Le CORPS GLORIEUX : du temps et du mouvement
« Une redoutable incertitude et une obscurité épaisse enveloppent les choses, et nous errons, comme dans un profond sommeil, sans rien pouvoir circonscrire par la rigueur du raisonnement, sans rien saisir avec fermeté et sûreté, car toutes ressemblent à des ombres ou à des fantasmes. Comme dans une procession les premiers rangs échappent à la vue en s’éloignant, comme dans un torrent les flots courent à telle vitesse qu’ils laissent en arrière notre perception, de même, dans la vie, les choses passent, s’éloignent, et bien qu’elles paraissent se fixer, aucune ne demeure même un seul instant et ne cesse de fuir. » (Philon d’Alexandrie, De Josepho – cité par M. Conche, Pyrrhon et l’Apparence, p 288)
Nous disons : la rose. Mais quelle rose ? Le petit bourgeon timide qui se dégage laborieusement, la fleur qui étale «les plis de sa robe pourprée", ou celle du soir "feuille à feuille déclose », ou la tige inclinée, effeuillée qui penche vers la terre, ou encore ce petit tas de poussière ?

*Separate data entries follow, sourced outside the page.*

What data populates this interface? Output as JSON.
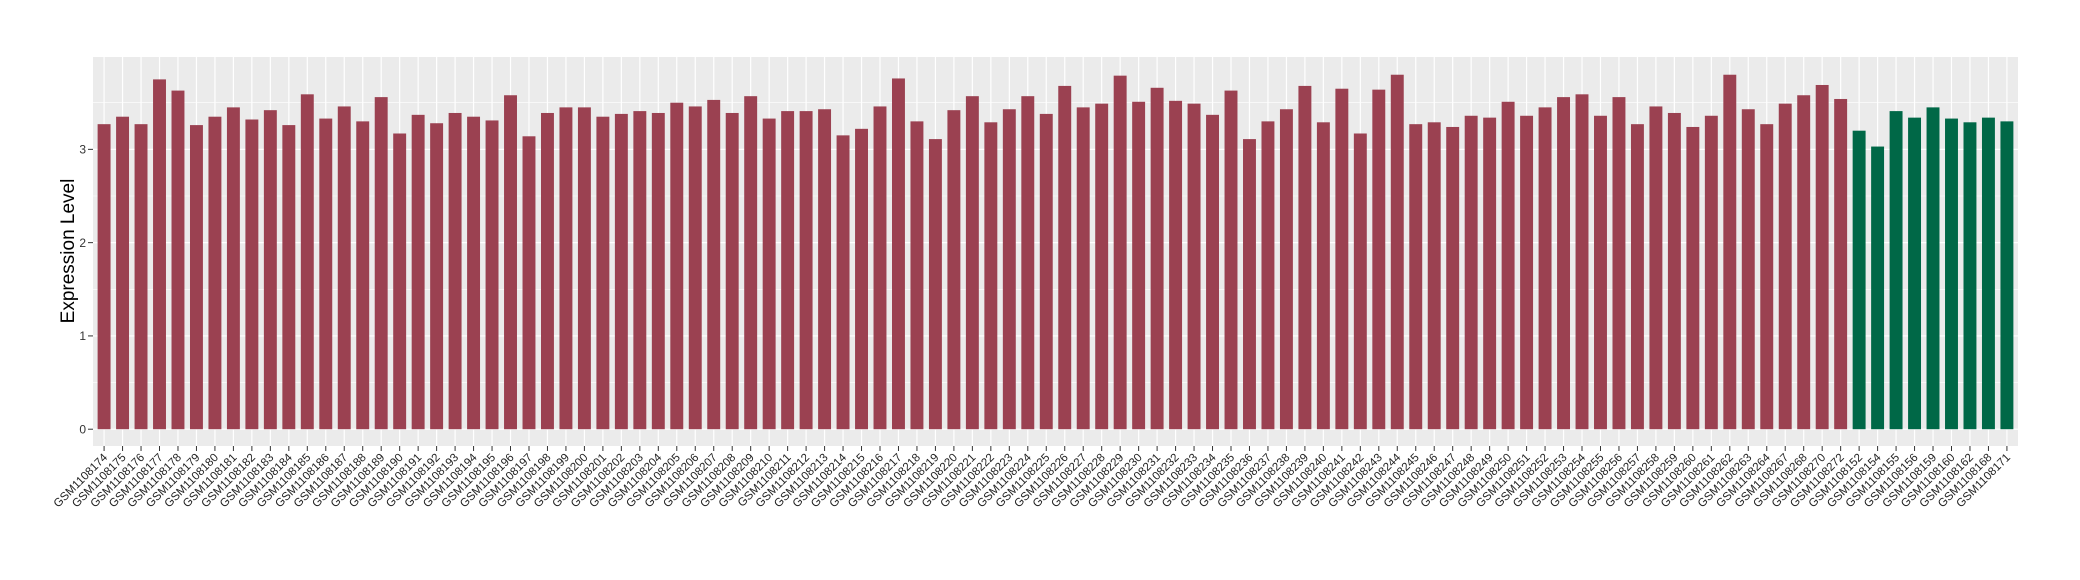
{
  "chart_data": {
    "type": "bar",
    "title": "",
    "xlabel": "",
    "ylabel": "Expression Level",
    "ylim": [
      -0.18,
      3.99
    ],
    "yticks": [
      0,
      1,
      2,
      3
    ],
    "grid": true,
    "legend": "none",
    "panel_background": "#EBEBEB",
    "groups": [
      {
        "color": "#9B4151",
        "count": 95
      },
      {
        "color": "#006847",
        "count": 9
      }
    ],
    "categories": [
      "GSM1108174",
      "GSM1108175",
      "GSM1108176",
      "GSM1108177",
      "GSM1108178",
      "GSM1108179",
      "GSM1108180",
      "GSM1108181",
      "GSM1108182",
      "GSM1108183",
      "GSM1108184",
      "GSM1108185",
      "GSM1108186",
      "GSM1108187",
      "GSM1108188",
      "GSM1108189",
      "GSM1108190",
      "GSM1108191",
      "GSM1108192",
      "GSM1108193",
      "GSM1108194",
      "GSM1108195",
      "GSM1108196",
      "GSM1108197",
      "GSM1108198",
      "GSM1108199",
      "GSM1108200",
      "GSM1108201",
      "GSM1108202",
      "GSM1108203",
      "GSM1108204",
      "GSM1108205",
      "GSM1108206",
      "GSM1108207",
      "GSM1108208",
      "GSM1108209",
      "GSM1108210",
      "GSM1108211",
      "GSM1108212",
      "GSM1108213",
      "GSM1108214",
      "GSM1108215",
      "GSM1108216",
      "GSM1108217",
      "GSM1108218",
      "GSM1108219",
      "GSM1108220",
      "GSM1108221",
      "GSM1108222",
      "GSM1108223",
      "GSM1108224",
      "GSM1108225",
      "GSM1108226",
      "GSM1108227",
      "GSM1108228",
      "GSM1108229",
      "GSM1108230",
      "GSM1108231",
      "GSM1108232",
      "GSM1108233",
      "GSM1108234",
      "GSM1108235",
      "GSM1108236",
      "GSM1108237",
      "GSM1108238",
      "GSM1108239",
      "GSM1108240",
      "GSM1108241",
      "GSM1108242",
      "GSM1108243",
      "GSM1108244",
      "GSM1108245",
      "GSM1108246",
      "GSM1108247",
      "GSM1108248",
      "GSM1108249",
      "GSM1108250",
      "GSM1108251",
      "GSM1108252",
      "GSM1108253",
      "GSM1108254",
      "GSM1108255",
      "GSM1108256",
      "GSM1108257",
      "GSM1108258",
      "GSM1108259",
      "GSM1108260",
      "GSM1108261",
      "GSM1108262",
      "GSM1108263",
      "GSM1108264",
      "GSM1108267",
      "GSM1108268",
      "GSM1108270",
      "GSM1108272",
      "GSM1108152",
      "GSM1108154",
      "GSM1108155",
      "GSM1108156",
      "GSM1108159",
      "GSM1108160",
      "GSM1108162",
      "GSM1108168",
      "GSM1108171"
    ],
    "values": [
      3.27,
      3.35,
      3.27,
      3.75,
      3.63,
      3.26,
      3.35,
      3.45,
      3.32,
      3.42,
      3.26,
      3.59,
      3.33,
      3.46,
      3.3,
      3.56,
      3.17,
      3.37,
      3.28,
      3.39,
      3.35,
      3.31,
      3.58,
      3.14,
      3.39,
      3.45,
      3.45,
      3.35,
      3.38,
      3.41,
      3.39,
      3.5,
      3.46,
      3.53,
      3.39,
      3.57,
      3.33,
      3.41,
      3.41,
      3.43,
      3.15,
      3.22,
      3.46,
      3.76,
      3.3,
      3.11,
      3.42,
      3.57,
      3.29,
      3.43,
      3.57,
      3.38,
      3.68,
      3.45,
      3.49,
      3.79,
      3.51,
      3.66,
      3.52,
      3.49,
      3.37,
      3.63,
      3.11,
      3.3,
      3.43,
      3.68,
      3.29,
      3.65,
      3.17,
      3.64,
      3.8,
      3.27,
      3.29,
      3.24,
      3.36,
      3.34,
      3.51,
      3.36,
      3.45,
      3.56,
      3.59,
      3.36,
      3.56,
      3.27,
      3.46,
      3.39,
      3.24,
      3.36,
      3.8,
      3.43,
      3.27,
      3.49,
      3.58,
      3.69,
      3.54,
      3.2,
      3.03,
      3.41,
      3.34,
      3.45,
      3.33,
      3.29,
      3.34,
      3.3
    ]
  }
}
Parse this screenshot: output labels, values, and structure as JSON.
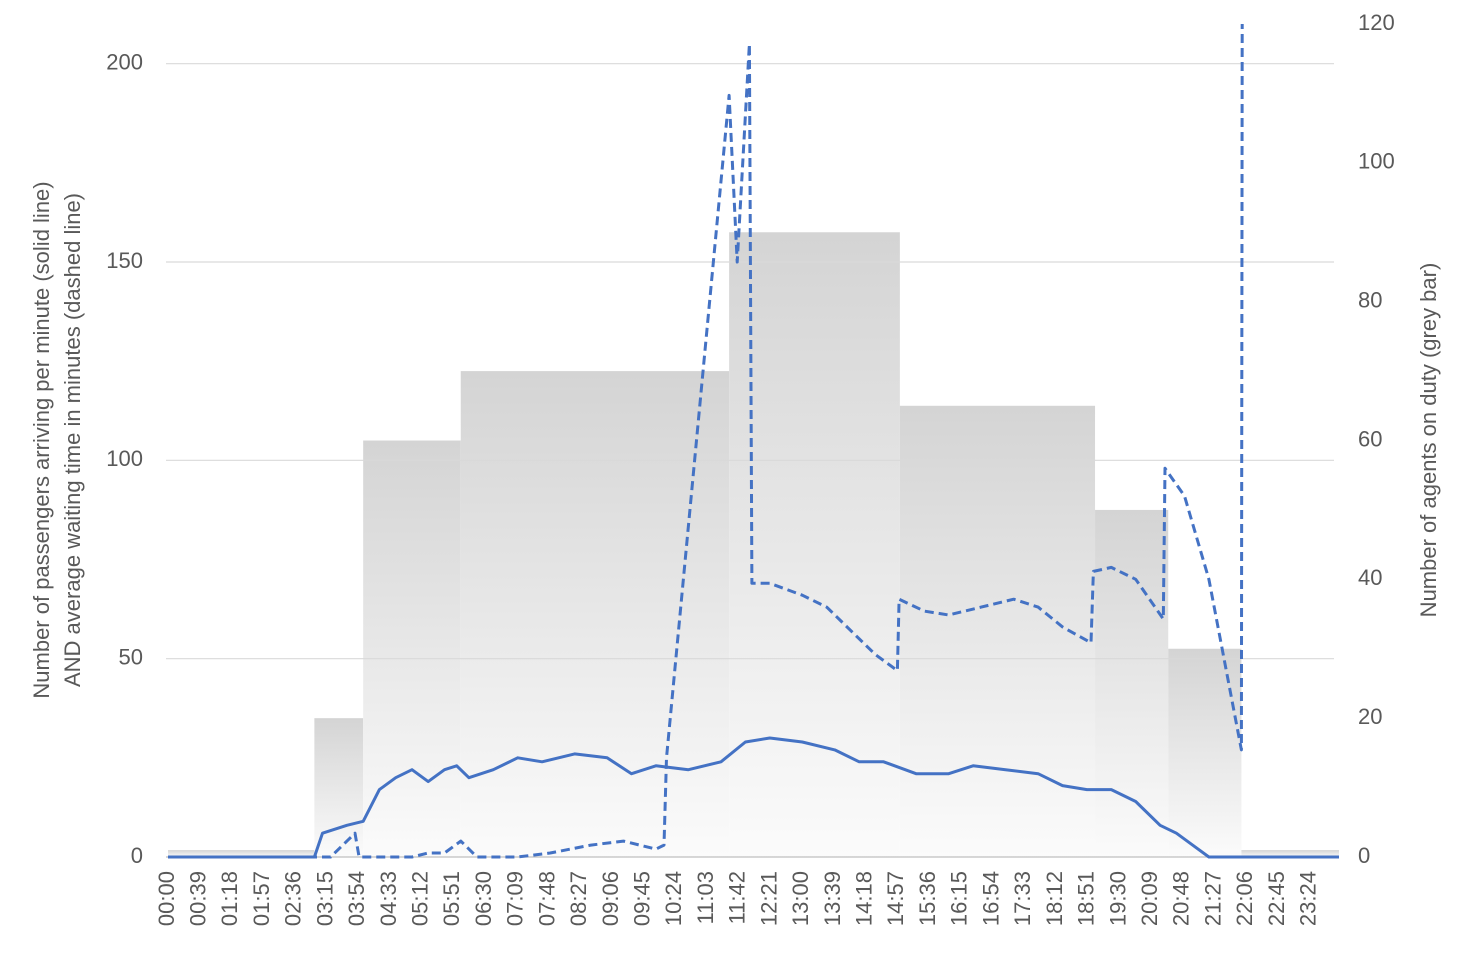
{
  "chart_data": {
    "type": "combo",
    "ylabel": [
      "Number of passengers arriving per minute (solid line)",
      "AND average waiting time in minutes (dashed line)"
    ],
    "y2label": "Number of agents on duty  (grey bar)",
    "xlim": [
      0,
      1440
    ],
    "xticks": [
      {
        "value": 0,
        "label": "00:00"
      },
      {
        "value": 39,
        "label": "00:39"
      },
      {
        "value": 78,
        "label": "01:18"
      },
      {
        "value": 117,
        "label": "01:57"
      },
      {
        "value": 156,
        "label": "02:36"
      },
      {
        "value": 195,
        "label": "03:15"
      },
      {
        "value": 234,
        "label": "03:54"
      },
      {
        "value": 273,
        "label": "04:33"
      },
      {
        "value": 312,
        "label": "05:12"
      },
      {
        "value": 351,
        "label": "05:51"
      },
      {
        "value": 390,
        "label": "06:30"
      },
      {
        "value": 429,
        "label": "07:09"
      },
      {
        "value": 468,
        "label": "07:48"
      },
      {
        "value": 507,
        "label": "08:27"
      },
      {
        "value": 546,
        "label": "09:06"
      },
      {
        "value": 585,
        "label": "09:45"
      },
      {
        "value": 624,
        "label": "10:24"
      },
      {
        "value": 663,
        "label": "11:03"
      },
      {
        "value": 702,
        "label": "11:42"
      },
      {
        "value": 741,
        "label": "12:21"
      },
      {
        "value": 780,
        "label": "13:00"
      },
      {
        "value": 819,
        "label": "13:39"
      },
      {
        "value": 858,
        "label": "14:18"
      },
      {
        "value": 897,
        "label": "14:57"
      },
      {
        "value": 936,
        "label": "15:36"
      },
      {
        "value": 975,
        "label": "16:15"
      },
      {
        "value": 1014,
        "label": "16:54"
      },
      {
        "value": 1053,
        "label": "17:33"
      },
      {
        "value": 1092,
        "label": "18:12"
      },
      {
        "value": 1131,
        "label": "18:51"
      },
      {
        "value": 1170,
        "label": "19:30"
      },
      {
        "value": 1209,
        "label": "20:09"
      },
      {
        "value": 1248,
        "label": "20:48"
      },
      {
        "value": 1287,
        "label": "21:27"
      },
      {
        "value": 1326,
        "label": "22:06"
      },
      {
        "value": 1365,
        "label": "22:45"
      },
      {
        "value": 1404,
        "label": "23:24"
      }
    ],
    "ylim": [
      0,
      210
    ],
    "yticks": [
      0,
      50,
      100,
      150,
      200
    ],
    "y2lim": [
      0,
      120
    ],
    "y2ticks": [
      0,
      20,
      40,
      60,
      80,
      100,
      120
    ],
    "grid": true,
    "bars": {
      "axis": "y2",
      "color": "#d4d4d4",
      "bins": [
        0,
        180,
        240,
        360,
        690,
        900,
        1140,
        1230,
        1320,
        1440
      ],
      "values": [
        1,
        20,
        60,
        70,
        90,
        65,
        50,
        30,
        1
      ]
    },
    "lines": [
      {
        "color": "#4472c4",
        "dashed": false,
        "x": [
          0,
          180,
          190,
          220,
          240,
          260,
          280,
          300,
          320,
          340,
          355,
          370,
          400,
          430,
          460,
          500,
          540,
          570,
          600,
          640,
          680,
          710,
          740,
          780,
          820,
          850,
          880,
          920,
          960,
          990,
          1030,
          1070,
          1100,
          1130,
          1160,
          1190,
          1220,
          1240,
          1260,
          1280,
          1440
        ],
        "values": [
          0,
          0,
          6,
          8,
          9,
          17,
          20,
          22,
          19,
          22,
          23,
          20,
          22,
          25,
          24,
          26,
          25,
          21,
          23,
          22,
          24,
          29,
          30,
          29,
          27,
          24,
          24,
          21,
          21,
          23,
          22,
          21,
          18,
          17,
          17,
          14,
          8,
          6,
          3,
          0,
          0
        ]
      },
      {
        "color": "#4472c4",
        "dashed": true,
        "x": [
          0,
          200,
          230,
          235,
          300,
          320,
          340,
          360,
          380,
          430,
          470,
          520,
          560,
          600,
          610,
          613,
          690,
          700,
          715,
          718,
          740,
          780,
          810,
          840,
          870,
          897,
          899,
          930,
          960,
          1000,
          1040,
          1070,
          1100,
          1135,
          1138,
          1160,
          1190,
          1224,
          1226,
          1250,
          1280,
          1320,
          1321
        ],
        "values": [
          0,
          0,
          6,
          0,
          0,
          1,
          1,
          4,
          0,
          0,
          1,
          3,
          4,
          2,
          3,
          25,
          192,
          150,
          205,
          69,
          69,
          66,
          63,
          57,
          51,
          47,
          65,
          62,
          61,
          63,
          65,
          63,
          58,
          54,
          72,
          73,
          70,
          60,
          98,
          91,
          70,
          27,
          210
        ]
      }
    ]
  }
}
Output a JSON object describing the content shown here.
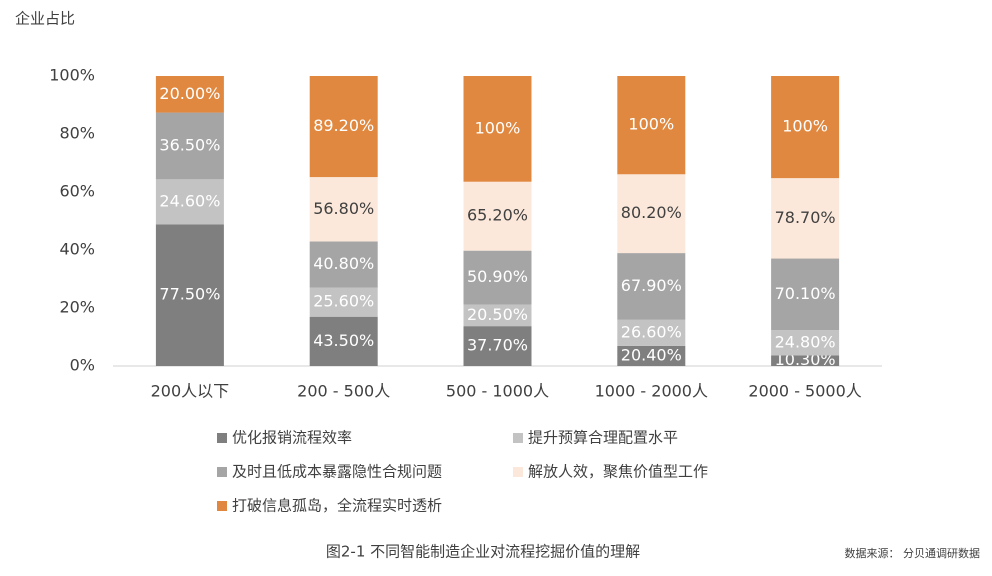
{
  "chart_data": {
    "type": "bar",
    "stacked": "percent",
    "y_label": "企业占比",
    "caption": "图2-1 不同智能制造企业对流程挖掘价值的理解",
    "source": "数据来源： 分贝通调研数据",
    "categories": [
      "200人以下",
      "200 - 500人",
      "500 - 1000人",
      "1000 - 2000人",
      "2000 - 5000人"
    ],
    "series": [
      {
        "name": "优化报销流程效率",
        "color": "#7f7f7f",
        "values": [
          77.5,
          43.5,
          37.7,
          20.4,
          10.3
        ],
        "value_labels": [
          "77.50%",
          "43.50%",
          "37.70%",
          "20.40%",
          "10.30%"
        ]
      },
      {
        "name": "提升预算合理配置水平",
        "color": "#c3c3c3",
        "values": [
          24.6,
          25.6,
          20.5,
          26.6,
          24.8
        ],
        "value_labels": [
          "24.60%",
          "25.60%",
          "20.50%",
          "26.60%",
          "24.80%"
        ]
      },
      {
        "name": "及时且低成本暴露隐性合规问题",
        "color": "#a5a5a5",
        "values": [
          36.5,
          40.8,
          50.9,
          67.9,
          70.1
        ],
        "value_labels": [
          "36.50%",
          "40.80%",
          "50.90%",
          "67.90%",
          "70.10%"
        ]
      },
      {
        "name": "解放人效，聚焦价值型工作",
        "color": "#fbe8da",
        "values": [
          null,
          56.8,
          65.2,
          80.2,
          78.7
        ],
        "value_labels": [
          null,
          "56.80%",
          "65.20%",
          "80.20%",
          "78.70%"
        ]
      },
      {
        "name": "打破信息孤岛，全流程实时透析",
        "color": "#e0883f",
        "values": [
          20.0,
          89.2,
          100,
          100,
          100
        ],
        "value_labels": [
          "20.00%",
          "89.20%",
          "100%",
          "100%",
          "100%"
        ]
      }
    ],
    "ylim": [
      0,
      100
    ],
    "yticks": [
      {
        "value": 0,
        "label": "0%"
      },
      {
        "value": 20,
        "label": "20%"
      },
      {
        "value": 40,
        "label": "40%"
      },
      {
        "value": 60,
        "label": "60%"
      },
      {
        "value": 80,
        "label": "80%"
      },
      {
        "value": 100,
        "label": "100%"
      }
    ]
  }
}
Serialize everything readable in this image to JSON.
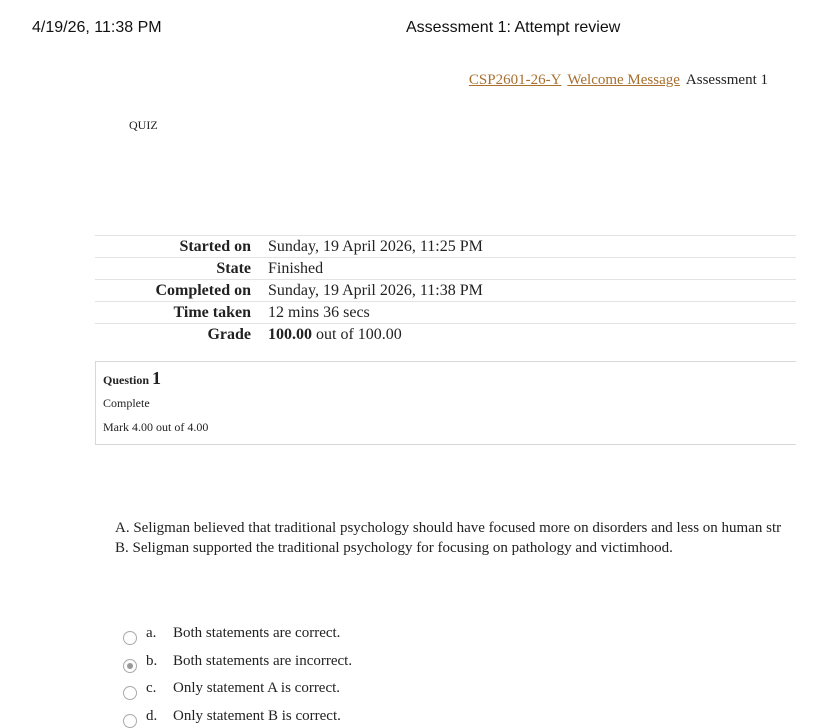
{
  "header": {
    "timestamp": "4/19/26, 11:38 PM",
    "title": "Assessment 1: Attempt review"
  },
  "breadcrumb": [
    "CSP2601-26-Y",
    "Welcome Message",
    "Assessment 1"
  ],
  "section_label": "QUIZ",
  "summary": {
    "rows": [
      [
        "Started on",
        "Sunday, 19 April 2026, 11:25 PM"
      ],
      [
        "State",
        "Finished"
      ],
      [
        "Completed on",
        "Sunday, 19 April 2026, 11:38 PM"
      ],
      [
        "Time taken",
        "12 mins 36 secs"
      ]
    ],
    "grade": {
      "label": "Grade",
      "score": "100.00",
      "rest": "out of 100.00"
    }
  },
  "question": {
    "label": "Question",
    "number": "1",
    "state": "Complete",
    "mark": "Mark 4.00 out of 4.00",
    "statements": [
      "A. Seligman believed that traditional psychology should have focused more on disorders and less on human str",
      "B. Seligman supported the traditional psychology for focusing on pathology and victimhood."
    ],
    "options": [
      [
        "a.",
        "Both statements are correct."
      ],
      [
        "b.",
        "Both statements are incorrect."
      ],
      [
        "c.",
        "Only statement A is correct."
      ],
      [
        "d.",
        "Only statement B is correct."
      ]
    ]
  }
}
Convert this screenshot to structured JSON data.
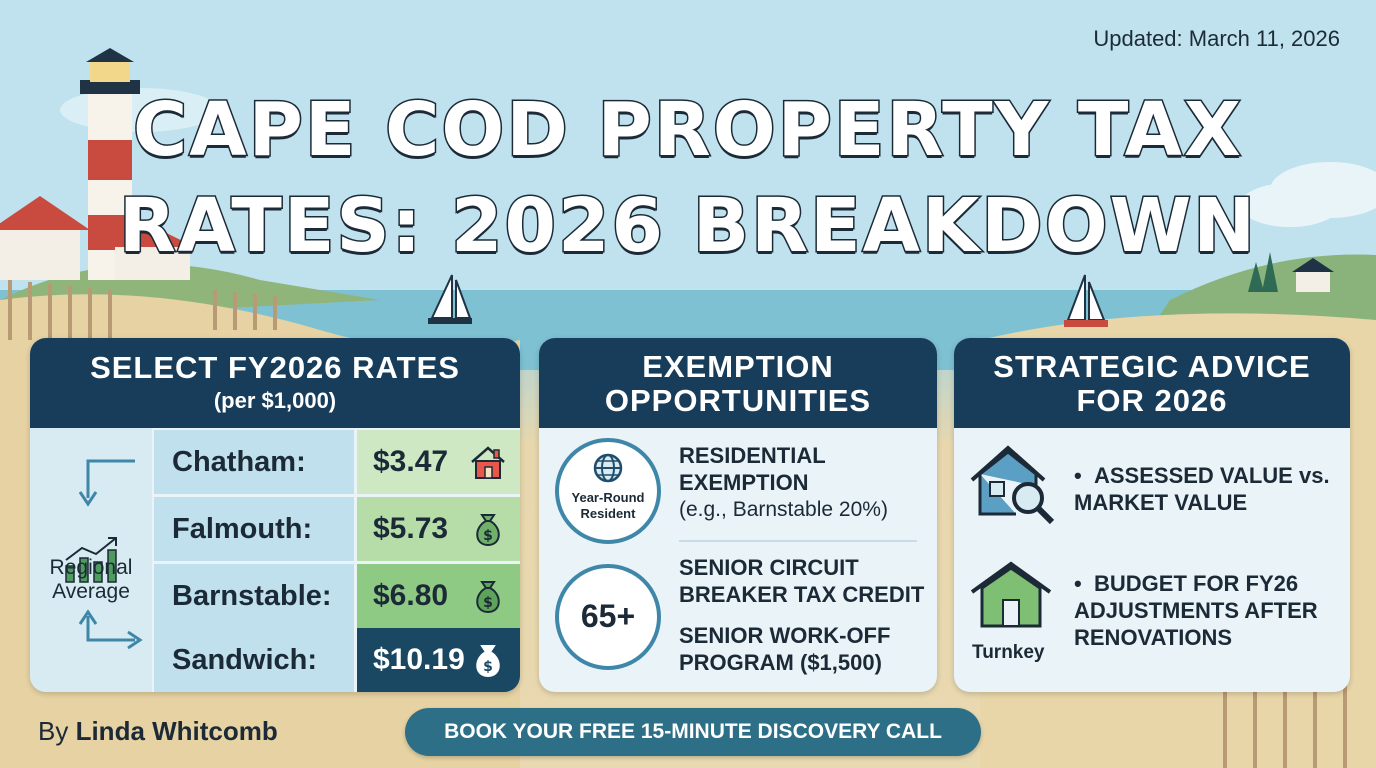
{
  "header": {
    "updated": "Updated: March 11, 2026",
    "title_line1": "CAPE COD PROPERTY TAX",
    "title_line2": "RATES: 2026 BREAKDOWN"
  },
  "rates_panel": {
    "title": "SELECT FY2026 RATES",
    "subtitle": "(per $1,000)",
    "side_label": "Regional Average",
    "rows": [
      {
        "town": "Chatham:",
        "rate": "$3.47",
        "icon": "house-icon",
        "color": "#cfe8c4"
      },
      {
        "town": "Falmouth:",
        "rate": "$5.73",
        "icon": "money-bag-icon",
        "color": "#b6dca8"
      },
      {
        "town": "Barnstable:",
        "rate": "$6.80",
        "icon": "money-bag-icon",
        "color": "#8fca84"
      },
      {
        "town": "Sandwich:",
        "rate": "$10.19",
        "icon": "money-bag-icon",
        "color": "#1a4762"
      }
    ]
  },
  "exemptions_panel": {
    "title_line1": "EXEMPTION",
    "title_line2": "OPPORTUNITIES",
    "resident_badge": "Year-Round Resident",
    "residential_title": "RESIDENTIAL EXEMPTION",
    "residential_note": "(e.g., Barnstable 20%)",
    "senior_badge": "65+",
    "senior_credit": "SENIOR CIRCUIT BREAKER TAX CREDIT",
    "senior_workoff": "SENIOR WORK-OFF PROGRAM ($1,500)"
  },
  "advice_panel": {
    "title_line1": "STRATEGIC ADVICE",
    "title_line2": "FOR 2026",
    "item1": "ASSESSED VALUE vs. MARKET VALUE",
    "item2": "BUDGET FOR FY26 ADJUSTMENTS AFTER RENOVATIONS",
    "turnkey_label": "Turnkey"
  },
  "footer": {
    "by": "By",
    "author": "Linda Whitcomb",
    "cta": "BOOK YOUR FREE 15-MINUTE DISCOVERY CALL"
  },
  "colors": {
    "navy": "#173d5a",
    "teal": "#2d6f86",
    "accent_blue": "#3f87a8"
  }
}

Bien sûr, à la lettre, nous ne percevons pas les changements infinitésimaux qui font qu’aucune chose, aucun vivant ne coïncide à soi en aucun temps. A chaque instant la chose qui existe est à la fois soi et pas soi : elle n’est plus ce qu’elle était, elle est déjà en mouvement vers ce qu’elle sera, qui sera dépassé à son tour.
D’aucuns soutiennent qu’au Jugement Dernier notre corps connaîtra une miraculeuse résurrection. Soit. Mais je demande : quel corps ? On me dira : le corps glorieux, transfiguré pour l’éternité. Mais qu’est-ce qu’un corps glorieux si le propre du corps est de se transformer sans cesse, selon l’ordre du temps. Leur corps glorieux n’est qu’un fantasme. En effet, quel est ce corps qui ne respire pas, ne transpire pas, ne se nourrit pas, qui ne connaît pas le désir et la jouissance. Otez les besoins, ôtez les pulsions et les appétits, ôtez le mouvement, vous n’avez plus qu’un cadavre, ou une statue de sel.
L’idée d’Etre et l’idée de temps sont inconciliables. Or le temps est souverain et le mouvement universel. Dont acte.